You would then do the following to pass it.

julia> datetime = Ref{Union{Vector{Cuchar},String}}(zeros(Cuchar, 28))

julia> status = MtkJulianToDateTime(juldate, datetime)

julia> println("Outside the function, datetime = ", datetime[])

You might find my StaticStrings.jl package of interest.

julia> function unsafe_c_strncat(dest, src, n)
           @ccall strncat(dest::Ptr{Cchar}, src::Cstring, n::Csize_t)::Cstring
       end
unsafe_c_strncat (generic function with 1 method)

julia> using StaticStrings

julia> ra = Ref(cstatic"hello"11)
Base.RefValue{CStaticString{11}}("hello")

julia> unsafe_c_strncat(ra, " dave", 5);

julia> ra[]
cstatic"hello dave"11

julia> println(ra[])
hello dave

In your case, I think it might look like this.

function MtkJulianToDateTime(juldate, datetime)
    status = ccall((:MtkJulianToDateTime, mtklib),
        MTKt_status,
        (Cdouble, Ptr{Cchar}),
        juldate, datetime)
    println("Inside the function, datetime = ", datetime[])
    return status
end

using StaticStrings
juldate = 2.4523965833333335e6
datetime = Ref(cstatic""28);
MtkJulianToDateTime(juldate, datetime)
println("Outside the function, datetime = ", datetime[])
2 Likes

Thanks a lot, @mkitti: that solution works as you suggested:

(base) michel@MicMac2:~$ JMtk15
               _
   _       _ _(_)_     |  Documentation: https://docs.julialang.org
  (_)     | (_) (_)    |
   _ _   _| |_  __ _   |  Type "?" for help, "]?" for Pkg help.
  | | | | | | |/ _` |  |
  | | |_| | | | (_| |  |  Version 1.8.2 (2022-09-29)
 _/ |\__'_|_|_|\__'_|  |  Official https://julialang.org/ release
|__/                   |

julia> using JMtk15

julia> using StaticStrings

julia> juldate = 2.4523965833333335e6
2.4523965833333335e6

julia> datetime = Ref(cstatic""28);

julia> MtkJulianToDateTime(juldate, datetime)
Inside the function, datetime = 2002-05-02T02:00:00Z
MTK_SUCCESS::MTKt_status = 0x00000000

julia> println("Outside the function, datetime = ", datetime[])
Outside the function, datetime = 2002-05-02T02:00:00Z

I now need to study your package in more detail, in particular to tame the syntax, which is unfamiliar to me… I really appreciate your help in this matter.

1 Like

The first strange syntax here is for Ref. A Ref{T} is a pointer to a single Julia variable of type T.

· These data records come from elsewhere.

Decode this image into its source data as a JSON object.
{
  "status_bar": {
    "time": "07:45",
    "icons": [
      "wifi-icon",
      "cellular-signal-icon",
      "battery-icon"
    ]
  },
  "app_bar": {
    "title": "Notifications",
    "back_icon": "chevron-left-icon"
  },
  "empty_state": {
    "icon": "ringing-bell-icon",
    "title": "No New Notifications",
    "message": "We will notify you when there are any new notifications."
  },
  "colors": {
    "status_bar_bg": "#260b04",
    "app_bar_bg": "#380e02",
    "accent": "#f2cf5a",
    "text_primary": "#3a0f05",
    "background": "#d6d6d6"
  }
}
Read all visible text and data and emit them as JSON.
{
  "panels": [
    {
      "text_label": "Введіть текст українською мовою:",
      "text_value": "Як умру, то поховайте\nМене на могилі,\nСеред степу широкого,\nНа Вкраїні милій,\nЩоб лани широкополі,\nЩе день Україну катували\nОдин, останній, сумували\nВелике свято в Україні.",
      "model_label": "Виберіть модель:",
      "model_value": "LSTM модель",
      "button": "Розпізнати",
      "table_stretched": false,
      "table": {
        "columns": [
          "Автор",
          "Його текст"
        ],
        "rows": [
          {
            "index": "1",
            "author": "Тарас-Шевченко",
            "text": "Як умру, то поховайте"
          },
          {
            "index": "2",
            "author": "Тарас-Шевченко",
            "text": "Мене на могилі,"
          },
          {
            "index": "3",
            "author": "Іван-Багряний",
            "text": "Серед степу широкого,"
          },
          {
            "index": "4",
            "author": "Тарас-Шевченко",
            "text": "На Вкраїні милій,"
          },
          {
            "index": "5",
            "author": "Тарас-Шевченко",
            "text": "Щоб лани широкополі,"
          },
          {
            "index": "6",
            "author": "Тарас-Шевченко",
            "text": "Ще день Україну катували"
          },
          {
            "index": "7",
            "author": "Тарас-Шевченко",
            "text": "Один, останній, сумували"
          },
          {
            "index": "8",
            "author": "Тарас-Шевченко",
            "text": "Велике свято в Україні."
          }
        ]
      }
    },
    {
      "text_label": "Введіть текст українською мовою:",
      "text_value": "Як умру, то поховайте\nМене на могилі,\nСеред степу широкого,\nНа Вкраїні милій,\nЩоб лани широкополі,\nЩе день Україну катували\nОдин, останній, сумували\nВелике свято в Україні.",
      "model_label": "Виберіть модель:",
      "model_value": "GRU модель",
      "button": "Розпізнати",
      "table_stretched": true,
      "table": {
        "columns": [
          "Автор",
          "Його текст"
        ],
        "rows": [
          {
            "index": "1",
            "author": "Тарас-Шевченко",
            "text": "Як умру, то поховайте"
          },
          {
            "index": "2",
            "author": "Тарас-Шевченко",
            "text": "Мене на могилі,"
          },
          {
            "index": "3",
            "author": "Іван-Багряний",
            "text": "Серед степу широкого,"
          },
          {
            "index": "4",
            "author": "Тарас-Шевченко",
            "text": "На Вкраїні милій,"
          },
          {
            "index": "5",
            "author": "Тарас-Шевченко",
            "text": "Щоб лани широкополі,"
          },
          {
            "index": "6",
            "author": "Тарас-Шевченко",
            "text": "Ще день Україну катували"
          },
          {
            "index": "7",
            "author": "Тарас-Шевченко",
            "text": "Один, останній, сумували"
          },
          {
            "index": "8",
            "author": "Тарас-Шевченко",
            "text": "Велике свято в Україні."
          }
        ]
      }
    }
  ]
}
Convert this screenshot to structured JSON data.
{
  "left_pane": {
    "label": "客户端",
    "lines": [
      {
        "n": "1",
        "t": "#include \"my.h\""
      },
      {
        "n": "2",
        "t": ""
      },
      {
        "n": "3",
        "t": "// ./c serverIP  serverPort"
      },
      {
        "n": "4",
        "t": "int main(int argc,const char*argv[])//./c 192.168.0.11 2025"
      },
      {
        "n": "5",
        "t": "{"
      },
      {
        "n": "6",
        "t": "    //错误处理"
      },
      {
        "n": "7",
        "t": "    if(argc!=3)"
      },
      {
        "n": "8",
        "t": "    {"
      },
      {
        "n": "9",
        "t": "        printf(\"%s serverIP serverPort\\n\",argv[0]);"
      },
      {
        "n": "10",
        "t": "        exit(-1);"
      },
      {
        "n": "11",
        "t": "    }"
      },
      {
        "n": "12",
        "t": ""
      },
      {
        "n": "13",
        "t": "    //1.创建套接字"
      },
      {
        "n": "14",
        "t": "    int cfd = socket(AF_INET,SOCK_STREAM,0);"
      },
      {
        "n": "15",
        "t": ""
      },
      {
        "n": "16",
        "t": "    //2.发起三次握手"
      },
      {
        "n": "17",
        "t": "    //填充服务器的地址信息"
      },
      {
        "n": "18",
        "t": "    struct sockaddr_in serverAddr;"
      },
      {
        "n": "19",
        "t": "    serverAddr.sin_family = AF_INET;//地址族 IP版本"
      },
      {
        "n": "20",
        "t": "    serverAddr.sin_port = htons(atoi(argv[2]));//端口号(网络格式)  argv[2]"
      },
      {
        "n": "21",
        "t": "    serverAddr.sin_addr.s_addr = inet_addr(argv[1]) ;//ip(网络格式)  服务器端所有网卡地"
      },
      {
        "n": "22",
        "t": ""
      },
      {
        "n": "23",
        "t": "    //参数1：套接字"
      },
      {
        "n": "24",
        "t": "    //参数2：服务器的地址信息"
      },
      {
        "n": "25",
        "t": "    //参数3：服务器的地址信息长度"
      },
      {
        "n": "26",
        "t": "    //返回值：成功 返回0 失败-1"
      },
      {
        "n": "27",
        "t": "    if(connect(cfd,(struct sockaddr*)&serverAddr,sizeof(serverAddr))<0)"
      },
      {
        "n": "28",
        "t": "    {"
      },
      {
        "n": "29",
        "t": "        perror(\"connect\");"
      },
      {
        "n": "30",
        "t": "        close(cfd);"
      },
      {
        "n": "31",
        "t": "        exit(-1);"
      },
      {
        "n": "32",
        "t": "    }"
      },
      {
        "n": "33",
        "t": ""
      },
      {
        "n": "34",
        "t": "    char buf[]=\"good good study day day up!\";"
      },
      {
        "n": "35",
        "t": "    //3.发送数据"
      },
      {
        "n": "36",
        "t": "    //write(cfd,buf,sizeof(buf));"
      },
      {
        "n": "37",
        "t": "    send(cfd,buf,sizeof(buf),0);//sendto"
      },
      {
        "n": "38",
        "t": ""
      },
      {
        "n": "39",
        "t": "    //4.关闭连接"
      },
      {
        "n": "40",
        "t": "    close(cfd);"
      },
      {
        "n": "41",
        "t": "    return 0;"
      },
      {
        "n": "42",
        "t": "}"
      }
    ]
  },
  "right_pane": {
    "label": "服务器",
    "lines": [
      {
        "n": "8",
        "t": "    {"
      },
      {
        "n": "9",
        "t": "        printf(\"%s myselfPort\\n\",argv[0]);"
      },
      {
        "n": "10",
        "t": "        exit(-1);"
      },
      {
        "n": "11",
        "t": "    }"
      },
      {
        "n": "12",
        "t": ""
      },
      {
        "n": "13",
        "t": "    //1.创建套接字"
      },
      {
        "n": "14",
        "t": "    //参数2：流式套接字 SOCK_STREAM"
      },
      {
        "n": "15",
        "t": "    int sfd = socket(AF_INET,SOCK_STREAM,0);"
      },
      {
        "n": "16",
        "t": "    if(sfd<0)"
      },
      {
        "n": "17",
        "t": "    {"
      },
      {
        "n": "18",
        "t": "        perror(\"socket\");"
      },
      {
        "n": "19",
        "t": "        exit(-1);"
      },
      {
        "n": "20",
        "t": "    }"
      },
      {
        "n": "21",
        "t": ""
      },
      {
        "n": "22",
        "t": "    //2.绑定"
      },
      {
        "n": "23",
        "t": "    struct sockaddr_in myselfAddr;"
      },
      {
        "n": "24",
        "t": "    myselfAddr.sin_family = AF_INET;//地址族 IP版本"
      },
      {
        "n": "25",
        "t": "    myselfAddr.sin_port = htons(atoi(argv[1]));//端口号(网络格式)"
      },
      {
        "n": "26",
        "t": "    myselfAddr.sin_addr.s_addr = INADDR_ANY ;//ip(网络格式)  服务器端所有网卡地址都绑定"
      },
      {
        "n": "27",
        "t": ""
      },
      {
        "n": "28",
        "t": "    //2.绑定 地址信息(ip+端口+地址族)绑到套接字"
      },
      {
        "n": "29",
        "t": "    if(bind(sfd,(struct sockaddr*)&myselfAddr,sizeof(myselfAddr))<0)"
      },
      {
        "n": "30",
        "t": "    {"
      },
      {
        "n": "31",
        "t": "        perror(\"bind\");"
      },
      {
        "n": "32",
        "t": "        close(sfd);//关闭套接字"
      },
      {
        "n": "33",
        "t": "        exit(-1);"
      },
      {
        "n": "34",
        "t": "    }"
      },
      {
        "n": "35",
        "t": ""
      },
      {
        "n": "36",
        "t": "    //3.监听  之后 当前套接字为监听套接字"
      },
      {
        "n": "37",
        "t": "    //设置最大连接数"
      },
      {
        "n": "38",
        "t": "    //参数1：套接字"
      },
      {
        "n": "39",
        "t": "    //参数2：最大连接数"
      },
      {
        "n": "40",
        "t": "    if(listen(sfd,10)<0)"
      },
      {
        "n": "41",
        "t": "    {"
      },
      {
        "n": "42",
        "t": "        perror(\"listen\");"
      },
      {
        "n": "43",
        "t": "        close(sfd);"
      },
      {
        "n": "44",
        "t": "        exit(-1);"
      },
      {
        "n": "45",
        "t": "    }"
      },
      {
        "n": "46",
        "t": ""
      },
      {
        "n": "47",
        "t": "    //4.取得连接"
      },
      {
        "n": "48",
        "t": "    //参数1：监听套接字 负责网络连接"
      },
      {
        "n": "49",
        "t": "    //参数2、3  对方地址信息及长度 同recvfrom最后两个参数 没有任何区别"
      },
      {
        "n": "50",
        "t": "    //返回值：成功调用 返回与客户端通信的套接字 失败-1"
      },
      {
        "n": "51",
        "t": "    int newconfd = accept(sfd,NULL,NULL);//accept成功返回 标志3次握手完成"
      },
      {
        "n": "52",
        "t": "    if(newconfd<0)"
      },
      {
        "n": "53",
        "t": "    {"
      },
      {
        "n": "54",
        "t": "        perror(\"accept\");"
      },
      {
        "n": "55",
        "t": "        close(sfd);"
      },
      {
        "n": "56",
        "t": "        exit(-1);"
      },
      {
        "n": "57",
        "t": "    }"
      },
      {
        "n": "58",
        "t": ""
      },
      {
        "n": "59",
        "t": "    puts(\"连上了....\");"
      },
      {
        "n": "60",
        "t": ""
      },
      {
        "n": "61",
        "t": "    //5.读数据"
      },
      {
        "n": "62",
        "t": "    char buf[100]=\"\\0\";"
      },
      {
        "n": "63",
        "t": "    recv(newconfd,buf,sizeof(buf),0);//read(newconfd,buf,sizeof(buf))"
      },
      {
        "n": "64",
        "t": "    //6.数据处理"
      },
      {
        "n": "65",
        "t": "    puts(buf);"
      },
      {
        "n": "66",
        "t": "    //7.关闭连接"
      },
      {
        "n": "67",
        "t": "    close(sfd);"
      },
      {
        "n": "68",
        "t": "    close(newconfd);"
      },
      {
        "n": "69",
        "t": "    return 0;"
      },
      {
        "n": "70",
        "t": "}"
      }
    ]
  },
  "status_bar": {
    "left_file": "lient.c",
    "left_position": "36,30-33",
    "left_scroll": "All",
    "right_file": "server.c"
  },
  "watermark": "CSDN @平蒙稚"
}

julia> r = Ref(5) # It can be inferred that we are creating some kind of Ref{Int64}
Base.RefValue{Int64}(5)

julia> typeof(r) # Note that the concrete type here is Base.RefValue{Int64}
Base.RefValue{Int64}

julia> r[] # This "dereferences" the reference. It's like putting a * in front of a pointer in C.
5

The second strange syntax introduced via StaticStrings are string macros.

Using cstatic""28 is like calling the macro @cstatic_str("", 28). It is similar to as if you have done the following.

julia> CStaticString{28}("")
cstatic""28

The one important difference is that the String "" is never actually created when using the string macro.

CStaticString itself is just a wrapper around a Tuple of bytes along with a terminal null byte. In your case, it creates a Tuple with 28 bytes. This tuple is analogous to a static byte array in C of length 28.

struct CStaticString{N} <: AbstractStaticString{N}
    data::NTuple{N,UInt8}
    _nul::UInt8
    ...
end

As you can see this struct is immutable. By wrapping it in a Ref, or concretely a Base.RefValue, we can mutate it.

julia> Ref(cstatic"Hello"28) |> pointer_from_objref |> Ptr{UInt8} |> unsafe_string
"Hello"

julia> ptr = r_str |> pointer_from_objref |> Ptr{UInt8}
Ptr{UInt8} @0x00007f78ac394250

julia> unsafe_store!(ptr, UInt8('h'))
Ptr{UInt8} @0x00007f78ac394250

julia> r_str |> pointer_from_objref |> Ptr{UInt8} |> unsafe_string
"hello"
1 Like

Great! Thanks a lot, @mkitti, for this additional explanation.